Many people have declared Mitt Romney the clear winner of Wednesday's debate, and many progressives were disappointed at Barack Obama for not having attacked Romney on any topic - be it the ''47%'' debacle, his constant flip-flopping and outright lies, the rampant mischievousness of the Republican camp in general, health care, the economy and economics and general, as well as numbers in general. The New Yorker even released its next cover, referring back to the Republican Convention and Clint Eastwood's speech:


My take is simple: there was a reason why the Obama camp repeated all week that Romney was such a ''master debater'', and it is because they let him win. Obama had no reason whatsoever to answer to everything Romney put forth, and not just because more than half of it was lies.
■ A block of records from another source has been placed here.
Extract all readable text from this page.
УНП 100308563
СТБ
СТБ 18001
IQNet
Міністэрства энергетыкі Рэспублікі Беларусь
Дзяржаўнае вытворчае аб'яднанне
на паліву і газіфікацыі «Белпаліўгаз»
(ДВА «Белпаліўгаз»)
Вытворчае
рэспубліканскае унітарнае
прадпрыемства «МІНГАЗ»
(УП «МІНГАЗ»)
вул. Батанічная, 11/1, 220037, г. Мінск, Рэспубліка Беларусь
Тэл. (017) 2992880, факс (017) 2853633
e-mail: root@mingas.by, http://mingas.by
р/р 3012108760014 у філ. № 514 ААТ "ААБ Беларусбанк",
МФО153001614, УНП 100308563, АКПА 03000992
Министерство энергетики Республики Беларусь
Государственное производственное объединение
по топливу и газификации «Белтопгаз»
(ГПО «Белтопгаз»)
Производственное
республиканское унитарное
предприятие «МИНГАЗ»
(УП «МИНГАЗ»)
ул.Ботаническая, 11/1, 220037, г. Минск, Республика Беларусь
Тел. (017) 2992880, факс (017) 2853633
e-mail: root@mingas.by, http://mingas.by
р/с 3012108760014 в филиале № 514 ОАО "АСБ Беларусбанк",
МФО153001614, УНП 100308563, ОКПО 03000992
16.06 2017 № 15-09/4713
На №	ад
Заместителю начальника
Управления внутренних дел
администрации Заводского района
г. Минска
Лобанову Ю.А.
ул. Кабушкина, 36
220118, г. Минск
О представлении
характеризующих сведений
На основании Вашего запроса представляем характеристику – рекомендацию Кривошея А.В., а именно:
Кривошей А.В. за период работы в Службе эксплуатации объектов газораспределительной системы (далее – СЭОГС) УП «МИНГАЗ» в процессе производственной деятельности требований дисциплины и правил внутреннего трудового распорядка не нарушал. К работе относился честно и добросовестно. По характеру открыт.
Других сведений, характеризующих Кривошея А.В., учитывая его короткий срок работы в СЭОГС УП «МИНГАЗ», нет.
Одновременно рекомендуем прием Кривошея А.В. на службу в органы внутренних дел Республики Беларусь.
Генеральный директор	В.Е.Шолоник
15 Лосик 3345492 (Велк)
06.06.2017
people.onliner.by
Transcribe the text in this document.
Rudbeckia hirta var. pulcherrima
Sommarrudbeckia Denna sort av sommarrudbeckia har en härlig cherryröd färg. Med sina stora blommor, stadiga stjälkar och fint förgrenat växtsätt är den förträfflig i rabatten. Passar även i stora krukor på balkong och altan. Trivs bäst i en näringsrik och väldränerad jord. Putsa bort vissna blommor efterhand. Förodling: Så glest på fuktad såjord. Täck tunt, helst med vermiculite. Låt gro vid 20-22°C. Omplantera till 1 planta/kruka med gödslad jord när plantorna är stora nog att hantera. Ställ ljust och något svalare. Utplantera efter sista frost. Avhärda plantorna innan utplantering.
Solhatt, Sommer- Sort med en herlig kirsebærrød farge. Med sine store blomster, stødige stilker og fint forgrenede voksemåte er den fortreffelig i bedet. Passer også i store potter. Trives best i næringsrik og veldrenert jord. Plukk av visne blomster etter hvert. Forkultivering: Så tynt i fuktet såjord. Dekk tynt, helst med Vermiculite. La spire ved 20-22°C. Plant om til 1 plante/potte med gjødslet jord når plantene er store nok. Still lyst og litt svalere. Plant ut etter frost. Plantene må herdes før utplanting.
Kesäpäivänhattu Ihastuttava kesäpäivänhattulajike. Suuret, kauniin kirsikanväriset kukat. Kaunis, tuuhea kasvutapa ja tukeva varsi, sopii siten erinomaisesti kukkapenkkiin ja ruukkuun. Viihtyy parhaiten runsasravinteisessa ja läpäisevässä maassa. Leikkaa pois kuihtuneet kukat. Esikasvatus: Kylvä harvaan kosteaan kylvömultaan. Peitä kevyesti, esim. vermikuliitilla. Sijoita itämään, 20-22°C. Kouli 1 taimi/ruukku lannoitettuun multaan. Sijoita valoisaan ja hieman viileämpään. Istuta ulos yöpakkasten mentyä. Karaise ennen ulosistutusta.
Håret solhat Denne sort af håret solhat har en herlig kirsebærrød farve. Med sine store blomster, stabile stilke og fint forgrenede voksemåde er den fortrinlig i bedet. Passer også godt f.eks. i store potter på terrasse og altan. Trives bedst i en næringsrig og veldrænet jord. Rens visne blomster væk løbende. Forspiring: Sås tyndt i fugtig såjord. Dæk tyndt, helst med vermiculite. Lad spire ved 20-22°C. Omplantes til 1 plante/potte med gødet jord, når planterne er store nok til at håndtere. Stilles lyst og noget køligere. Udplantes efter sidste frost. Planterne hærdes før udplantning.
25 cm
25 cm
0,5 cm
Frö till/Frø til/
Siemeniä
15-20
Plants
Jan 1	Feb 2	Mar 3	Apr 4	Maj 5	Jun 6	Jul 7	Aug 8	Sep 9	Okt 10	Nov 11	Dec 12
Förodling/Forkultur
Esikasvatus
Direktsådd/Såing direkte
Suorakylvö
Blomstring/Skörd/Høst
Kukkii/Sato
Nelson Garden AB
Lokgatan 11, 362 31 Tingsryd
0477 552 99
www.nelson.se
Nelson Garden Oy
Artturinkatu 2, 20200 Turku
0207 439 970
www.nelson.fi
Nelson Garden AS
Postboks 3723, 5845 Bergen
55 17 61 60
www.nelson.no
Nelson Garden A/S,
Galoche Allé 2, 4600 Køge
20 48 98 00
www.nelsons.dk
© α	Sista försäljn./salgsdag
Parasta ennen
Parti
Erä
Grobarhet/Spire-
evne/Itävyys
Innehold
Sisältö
Obama's lead was more than 5 points, and in some polls, close to the 10-point mark, at 55% versus 45%. A difference of merely 5 more - half the undecided voters left - would make it a 20-point margin (+5 on one side and -5 on the other makes a 10-point difference, simple math).

At 20 points, the risk for Obama's supporters to want to stay home thinking ''he's got this'' and of Romney's supporters going all-out to ''make every vote count'', resulting in an improbable Democrat defeat was too great, and with the PBS crowd (where this debate took place) already being set on voting for the Democrats and, thus, not likely to switch either way with the result, Obama just read his notes, said what he had to say as he would in any press conference, and didn't bother with Romney at all. Had he been a batter in a baseball game, he would have walked three times, not even swinging at strikes, giving him an impressive 1.000 on-base percentage, but a boring 0-for-0 at bat, and a .000 batting average.

When the debates turn to CNN and Fox News, you'll see him as he usually is: strong, decisive, adept, alert, funny, and perhaps even sarcastic.

Proof of that exists not just in every speech Obama's ever given and every debate he's ever participated in, but also in an address he gave yesterday in Denver, the same city that hosted the debate:



Let him be. He knows what he's doing. We are, after all, talking about the best American orator not named Bill Clinton or Samuel L. Jackson.